Bild: „Wir sind ein Baum. Unsere Wurzeln und Blätter sind Reporterinnen.“
“Meine Mutter musste, 40 Tage nach meiner Geburt, wieder arbeiten. Die
Milch, die ihr aus den Brüsten rann, pumpte sie ab und kippte sie in die
Toilette. Sie stöhnt heute noch darüber. Die Situation der Arbeiter*innen
habe ich von meiner Mutter und allen Arbeiterinnen aus meiner Familie
erfahren. Und als Tochter einer Arbeiterin kenne ich das Leben der
Nachkommen der Arbeiter*innen aufgrund meiner eigenen Erfahrungen und der
Erfahrungen von anderen Arbeiterkindern gut.“ Sevda Karaca,
Programmmacherin und Moderatorin der Sendung “Brot und Rosen“ (türkisch
„Ekmek ve Gül“) ist die Tochter von Textilarbeitern aus Adana.

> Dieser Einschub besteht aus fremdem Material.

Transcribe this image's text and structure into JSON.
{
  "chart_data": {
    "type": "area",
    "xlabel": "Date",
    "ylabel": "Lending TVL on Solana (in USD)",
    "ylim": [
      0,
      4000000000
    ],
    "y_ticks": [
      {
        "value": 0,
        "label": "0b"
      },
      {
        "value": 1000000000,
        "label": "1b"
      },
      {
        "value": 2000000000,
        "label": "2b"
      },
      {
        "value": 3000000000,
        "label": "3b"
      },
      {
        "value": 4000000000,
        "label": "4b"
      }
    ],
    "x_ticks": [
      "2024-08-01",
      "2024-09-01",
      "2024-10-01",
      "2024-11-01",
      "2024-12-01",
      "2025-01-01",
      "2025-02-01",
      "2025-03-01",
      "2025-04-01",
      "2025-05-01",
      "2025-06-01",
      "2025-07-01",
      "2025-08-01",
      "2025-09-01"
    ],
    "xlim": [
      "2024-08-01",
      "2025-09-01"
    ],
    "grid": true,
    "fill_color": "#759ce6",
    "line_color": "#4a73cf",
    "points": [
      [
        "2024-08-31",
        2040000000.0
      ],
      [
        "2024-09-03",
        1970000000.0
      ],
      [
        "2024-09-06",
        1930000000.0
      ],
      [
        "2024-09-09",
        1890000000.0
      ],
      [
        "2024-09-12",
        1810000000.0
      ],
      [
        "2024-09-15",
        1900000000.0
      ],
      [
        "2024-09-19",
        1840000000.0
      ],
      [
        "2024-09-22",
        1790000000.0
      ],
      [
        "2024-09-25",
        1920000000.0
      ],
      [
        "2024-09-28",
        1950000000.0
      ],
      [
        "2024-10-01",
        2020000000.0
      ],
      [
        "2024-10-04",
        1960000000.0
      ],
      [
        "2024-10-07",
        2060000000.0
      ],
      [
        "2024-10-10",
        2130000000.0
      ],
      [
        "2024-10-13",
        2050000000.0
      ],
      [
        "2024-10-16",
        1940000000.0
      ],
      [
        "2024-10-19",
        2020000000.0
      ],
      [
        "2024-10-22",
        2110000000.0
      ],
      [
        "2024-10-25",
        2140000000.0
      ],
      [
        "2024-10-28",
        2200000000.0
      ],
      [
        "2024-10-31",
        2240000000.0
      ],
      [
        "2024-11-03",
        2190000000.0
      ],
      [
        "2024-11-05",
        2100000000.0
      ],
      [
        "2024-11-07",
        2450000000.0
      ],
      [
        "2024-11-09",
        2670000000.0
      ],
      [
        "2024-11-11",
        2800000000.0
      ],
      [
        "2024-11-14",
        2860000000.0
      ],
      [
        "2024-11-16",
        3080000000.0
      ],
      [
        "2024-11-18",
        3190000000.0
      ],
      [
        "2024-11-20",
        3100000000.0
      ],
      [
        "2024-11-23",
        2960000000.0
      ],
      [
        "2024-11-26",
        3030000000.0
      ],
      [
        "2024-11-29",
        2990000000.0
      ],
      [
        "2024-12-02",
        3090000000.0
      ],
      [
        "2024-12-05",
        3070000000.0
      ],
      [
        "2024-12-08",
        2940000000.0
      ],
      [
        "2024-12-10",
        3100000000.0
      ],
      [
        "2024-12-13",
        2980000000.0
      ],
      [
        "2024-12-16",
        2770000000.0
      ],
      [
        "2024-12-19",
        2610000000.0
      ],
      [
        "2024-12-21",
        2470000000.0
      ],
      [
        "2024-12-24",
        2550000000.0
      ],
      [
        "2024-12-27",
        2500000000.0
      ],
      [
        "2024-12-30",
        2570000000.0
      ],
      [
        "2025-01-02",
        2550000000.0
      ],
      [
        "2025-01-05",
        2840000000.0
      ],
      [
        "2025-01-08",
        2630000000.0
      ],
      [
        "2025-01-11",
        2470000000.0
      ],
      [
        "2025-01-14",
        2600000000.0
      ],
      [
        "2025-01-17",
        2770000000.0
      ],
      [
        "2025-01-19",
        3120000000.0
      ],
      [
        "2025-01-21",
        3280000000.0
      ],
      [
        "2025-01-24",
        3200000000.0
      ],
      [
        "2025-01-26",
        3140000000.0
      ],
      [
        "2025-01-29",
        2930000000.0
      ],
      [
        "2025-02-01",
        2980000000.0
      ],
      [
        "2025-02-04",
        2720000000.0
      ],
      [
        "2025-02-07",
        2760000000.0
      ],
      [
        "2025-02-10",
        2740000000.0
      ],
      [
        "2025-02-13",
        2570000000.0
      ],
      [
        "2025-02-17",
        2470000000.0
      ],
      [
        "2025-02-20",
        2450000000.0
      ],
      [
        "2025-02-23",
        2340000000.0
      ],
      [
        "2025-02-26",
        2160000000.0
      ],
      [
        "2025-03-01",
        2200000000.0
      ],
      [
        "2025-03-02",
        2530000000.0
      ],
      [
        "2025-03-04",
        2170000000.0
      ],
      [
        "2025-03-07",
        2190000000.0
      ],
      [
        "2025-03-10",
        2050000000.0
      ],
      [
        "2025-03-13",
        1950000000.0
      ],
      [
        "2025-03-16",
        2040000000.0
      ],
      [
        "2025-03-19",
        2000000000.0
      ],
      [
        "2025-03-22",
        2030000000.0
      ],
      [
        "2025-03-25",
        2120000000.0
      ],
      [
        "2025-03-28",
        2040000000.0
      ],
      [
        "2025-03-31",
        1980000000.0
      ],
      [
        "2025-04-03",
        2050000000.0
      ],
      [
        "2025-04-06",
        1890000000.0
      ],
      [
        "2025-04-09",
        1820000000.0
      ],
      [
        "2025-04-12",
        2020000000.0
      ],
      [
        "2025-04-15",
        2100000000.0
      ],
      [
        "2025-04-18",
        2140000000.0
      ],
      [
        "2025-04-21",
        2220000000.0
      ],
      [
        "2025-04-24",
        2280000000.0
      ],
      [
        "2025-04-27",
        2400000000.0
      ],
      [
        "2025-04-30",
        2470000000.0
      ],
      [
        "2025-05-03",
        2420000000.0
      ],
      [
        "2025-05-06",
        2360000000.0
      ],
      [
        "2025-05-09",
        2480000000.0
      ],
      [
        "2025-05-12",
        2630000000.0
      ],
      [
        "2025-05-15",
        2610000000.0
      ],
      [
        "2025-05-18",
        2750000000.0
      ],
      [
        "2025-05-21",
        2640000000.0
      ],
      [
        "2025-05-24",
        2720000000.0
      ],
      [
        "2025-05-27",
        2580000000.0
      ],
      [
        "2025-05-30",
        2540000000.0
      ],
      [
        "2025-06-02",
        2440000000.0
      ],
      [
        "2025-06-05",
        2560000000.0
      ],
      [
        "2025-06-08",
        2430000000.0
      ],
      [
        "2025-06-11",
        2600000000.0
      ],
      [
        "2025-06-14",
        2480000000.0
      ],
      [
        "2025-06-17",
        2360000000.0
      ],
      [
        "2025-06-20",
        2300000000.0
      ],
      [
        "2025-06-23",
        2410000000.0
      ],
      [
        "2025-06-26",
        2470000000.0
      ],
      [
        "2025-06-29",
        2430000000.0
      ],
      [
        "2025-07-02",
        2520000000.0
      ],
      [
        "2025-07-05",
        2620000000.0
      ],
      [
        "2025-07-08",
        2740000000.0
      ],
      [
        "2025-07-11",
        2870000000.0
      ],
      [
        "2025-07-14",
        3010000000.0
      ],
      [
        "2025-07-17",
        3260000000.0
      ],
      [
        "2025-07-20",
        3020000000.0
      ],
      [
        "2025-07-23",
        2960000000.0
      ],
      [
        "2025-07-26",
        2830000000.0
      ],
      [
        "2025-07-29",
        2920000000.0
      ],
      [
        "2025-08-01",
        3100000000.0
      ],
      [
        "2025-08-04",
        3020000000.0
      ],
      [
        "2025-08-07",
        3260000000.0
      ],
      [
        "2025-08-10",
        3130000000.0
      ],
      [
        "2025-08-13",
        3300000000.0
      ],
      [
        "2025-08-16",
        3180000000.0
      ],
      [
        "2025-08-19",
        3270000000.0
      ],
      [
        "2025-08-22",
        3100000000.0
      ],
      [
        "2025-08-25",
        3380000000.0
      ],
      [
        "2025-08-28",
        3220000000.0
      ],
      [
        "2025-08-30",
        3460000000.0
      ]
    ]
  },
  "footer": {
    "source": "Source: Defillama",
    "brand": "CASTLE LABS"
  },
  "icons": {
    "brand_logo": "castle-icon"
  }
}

“Brot und Rosen“ war eine Sendung des Fernsehsenders “Hayatın Sesi“, e…
“Stimme des Lebens“. Immer im Blick waren dabei die Probleme der
Arbeiterinnen. Aber nicht nur das: Künstlerinnen und Journalistinnen, kurz:
jede Frau, die produzierte, arbeitete und intellektuelle Arbeit
verrichtete, hatte einen Platz in der Sendung. Per Notstandsdekret wurde
der Kanal nach dem Putschversuch und dem anschließend ausgerufenen
Ausnahmezustand, geschlossen. Die geballte Kraft der Frauen von “Brot und
Rosen“ beschränkt sich nun auf ein gleichnamiges Webportal.
## Keine Sendung, die Frauen verachtet, sondern empowert
Karaca, eine der Gründerinnen des Kanals, erklärt, dass sie 2007 mit der
Frage: “Welches TV brauchen Arbeiter*innen heute?“ starteten. Die Idee war,
in einer Fernsehwelt, die von brasilianischen Fernsehserien, seichten
Magazinsendungen und Unterhaltungsshows dominiert war, Sendungen zu planen,
die “die Frauen nicht verachteten, in Schubladen steckten und pauschal
verurteilten.“ Ihr Anliegen sei es gewesen, die Stimmen der Frauen
untereinander zu stärken, und die Verbreitung über den Fernsehsender auch
dafür zu nutzen, dass diese sich solidarisieren und organisieren.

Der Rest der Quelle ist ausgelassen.